Fireworks AI, an AI inference cloud platform, raised a $250M Series C at a $4B valuation led by Lightspeed, and Index. The company says it is processing 10 trillion tokens per day.
Legora, an AI platform for law firms, raised a $150M Series C at a $1.8B valuation led by Bessemer.
Lila Sciences, which seeks to build AI for science, raised a $115M (extension) at >$1.3B valuation with participation from Nvidia’s venture arm.
AVride, an autonomy and AI safety company for ride-hailing and logistics owned by Nebius Group, raised up to $375M in strategic commitments backed by Uber and others; the valuation was not disclosed.
Mercor, an AI recruitment and data-labeling marketplace, raised a $350M Series C at a $10B valuation; the round included existing and new institutional investors.
Vercel, a platform for building AI-powered web apps, raised a $300M Series F at a $9.3B valuation co-led by Accel and GIC.
OpenEvidence, which builds AI copilots for clinicians, raised a $200M Series C from General Catalyst, Thrive Capital and Andreessen Horowitz.
LangChain, an open-source agentic AI developer platform, raised a $125M Series B at a $1.25B valuation led by IVP (with CapitalG and Sapphire).
Substrate, which designs manufacturing for advanced chips via modular foundry partners, raised a $100M in a financing round; the valuation was not disclosed.
DualEntry, an AI-native ERP for finance teams, raised a $90M Series A at a $415M valuation led by Lightspeed and Khosla Ventures.
Modal, a serverless AI compute platform, raised a $87M Series B at a $1.1B post-money valuation led by Lux Capital.
Omniverse, which develops digital-twin simulation tools for physical AI systems, raised a $80M Series B led by a16z with participation from Lux Capital and First Round.
UnifyApps, an enterprise OS that connects corporate systems to LLMs, raised a $50M Series B led by WestBridge Capital with ICONIQ participating.
Chemify, a digital chemistry and discovery platform, raised a $50M Series B led by Triatomic Capital with investors including Arch Venture Partners.
Phaidra, which builds AI agents to optimize data-center “AI factories,” raised a $50M Series B led by Collaborative Fund with participation from Nvidia, Index Ventures and others.
Hyro, an AI agent platform for healthcare, raised a $45M in growth funding led by Healthier Capital with Norwest and Define Ventures.

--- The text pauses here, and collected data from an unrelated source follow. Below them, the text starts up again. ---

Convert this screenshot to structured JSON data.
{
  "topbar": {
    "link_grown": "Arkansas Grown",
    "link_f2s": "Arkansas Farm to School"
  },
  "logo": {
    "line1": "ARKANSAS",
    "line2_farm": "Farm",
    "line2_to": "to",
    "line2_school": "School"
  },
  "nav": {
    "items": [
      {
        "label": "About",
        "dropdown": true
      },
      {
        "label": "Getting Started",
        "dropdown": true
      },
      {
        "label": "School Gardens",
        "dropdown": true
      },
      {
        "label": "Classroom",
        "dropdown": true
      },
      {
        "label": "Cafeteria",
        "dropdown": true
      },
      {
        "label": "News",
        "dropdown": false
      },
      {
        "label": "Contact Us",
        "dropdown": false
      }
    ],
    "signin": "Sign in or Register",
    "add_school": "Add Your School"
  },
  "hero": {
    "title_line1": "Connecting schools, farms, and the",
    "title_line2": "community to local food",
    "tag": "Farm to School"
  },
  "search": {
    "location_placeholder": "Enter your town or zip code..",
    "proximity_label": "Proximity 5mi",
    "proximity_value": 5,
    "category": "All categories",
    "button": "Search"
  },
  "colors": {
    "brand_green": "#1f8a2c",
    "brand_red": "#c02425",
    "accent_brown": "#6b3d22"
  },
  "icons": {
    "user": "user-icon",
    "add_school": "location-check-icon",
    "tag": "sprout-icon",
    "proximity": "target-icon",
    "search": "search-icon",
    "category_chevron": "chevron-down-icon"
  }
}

General Intuition, which develops AI reasoning models for autonomous agents, raised a $35M Series A led by Sequoia Capital with participation from Index Ventures and Conviction Partners.
Defakto, a non-human identity security platform for AI agents and workloads, raised a $30.75M Series B led by XYZ Venture Capital.

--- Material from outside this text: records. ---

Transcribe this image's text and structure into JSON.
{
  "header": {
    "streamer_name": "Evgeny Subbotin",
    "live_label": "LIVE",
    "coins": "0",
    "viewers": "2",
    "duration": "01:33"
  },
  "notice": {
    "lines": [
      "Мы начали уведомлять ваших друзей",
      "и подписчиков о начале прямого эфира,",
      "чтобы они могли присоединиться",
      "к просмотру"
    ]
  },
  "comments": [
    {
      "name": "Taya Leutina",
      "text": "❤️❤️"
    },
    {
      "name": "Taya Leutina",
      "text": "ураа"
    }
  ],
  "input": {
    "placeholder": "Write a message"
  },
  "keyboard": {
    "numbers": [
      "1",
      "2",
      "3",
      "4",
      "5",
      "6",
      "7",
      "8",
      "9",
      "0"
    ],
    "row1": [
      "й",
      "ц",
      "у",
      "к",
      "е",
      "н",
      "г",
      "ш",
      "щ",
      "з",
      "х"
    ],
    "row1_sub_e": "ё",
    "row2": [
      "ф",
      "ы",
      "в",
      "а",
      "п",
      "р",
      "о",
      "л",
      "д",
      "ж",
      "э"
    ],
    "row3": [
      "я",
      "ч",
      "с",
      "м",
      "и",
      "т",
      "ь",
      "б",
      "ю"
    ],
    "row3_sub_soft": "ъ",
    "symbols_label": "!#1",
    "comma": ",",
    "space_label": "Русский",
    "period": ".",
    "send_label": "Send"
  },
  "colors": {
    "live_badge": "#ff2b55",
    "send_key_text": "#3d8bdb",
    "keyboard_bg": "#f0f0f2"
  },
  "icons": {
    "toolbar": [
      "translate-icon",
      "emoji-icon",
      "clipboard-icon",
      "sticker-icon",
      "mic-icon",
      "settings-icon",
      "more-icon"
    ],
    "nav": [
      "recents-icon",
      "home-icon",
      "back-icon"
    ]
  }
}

Visual Electric, which creates AI-powered design tools for creative professionals, raised a $30M Series A led by Sequoia Capital.
Moonlake AI, which develops reasoning models to generate interactive games and simulations from text, raised $28M seed from AIX Ventures, Threshold Ventures, Nvidia Ventures and others.

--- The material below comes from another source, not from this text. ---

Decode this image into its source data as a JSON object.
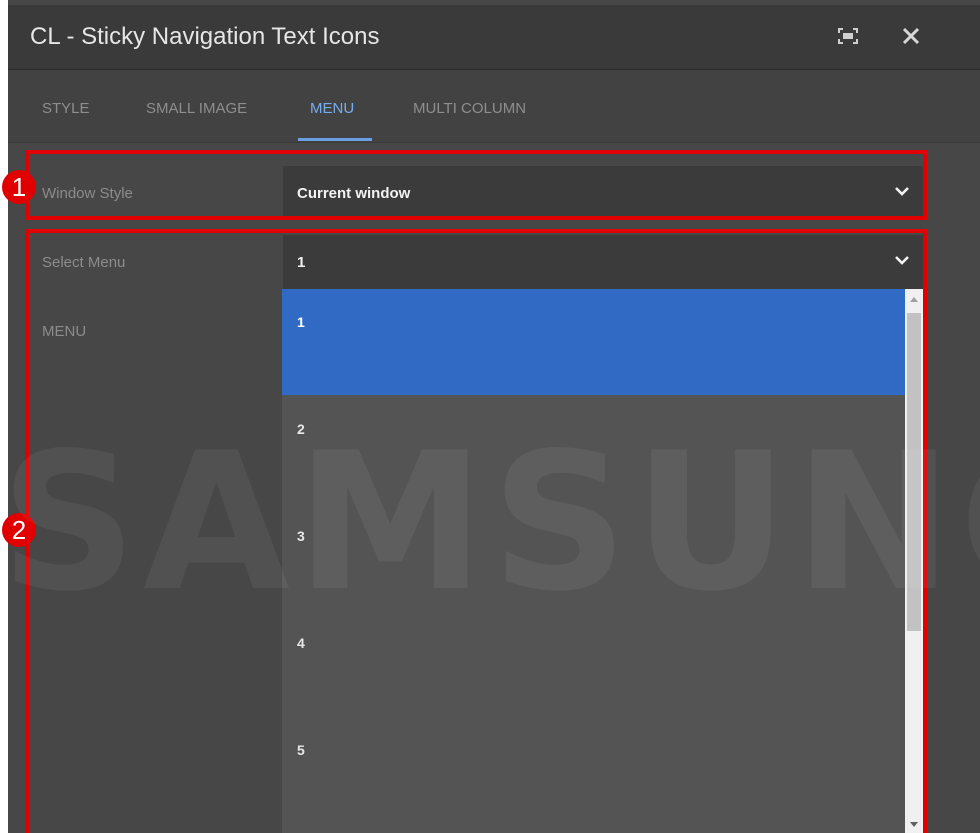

Kula AI, a robotics company developing autonomous humanoid systems for industrial logistics, raised a $25M Series A led by Eclipse Ventures and Playground Global.
Seraphina Systems, which develops AI agents for pharmaceutical R&D, raised a $25M seed from Lux Capital and First Round.
Resistant AI, an AI fraud and financial-crime detection platform, raised a $25M Series B led by DTCP with Experian, GV and Notion Capital.
Onfire AI, a vertical AI platform for IT revenue teams,raised a $20M seed co-led by TLV Partners and Grove Ventures.
Exits
Marimo, an AI-native notebook platform, was acquired by CoreWeave for an undisclosed sum.
Helsing, a European defense AI company, acquired Blue Ocean, a specialist in autonomous underwater vehicles in Australia, to accelerate its maritime defense program.
Software Applications Inc. (Sky for macOS), an AI interface startup, was acquired by OpenAI for an undisclosed price.
RetinAI, an AI and data-powered eye-care analytics company, was acquired by EssilorLuxottica. The acquisition price was not disclosed.
Decho, a UK consultancy focused on Palantir and generative AI, was acquired by Accenture for an undisclosed price.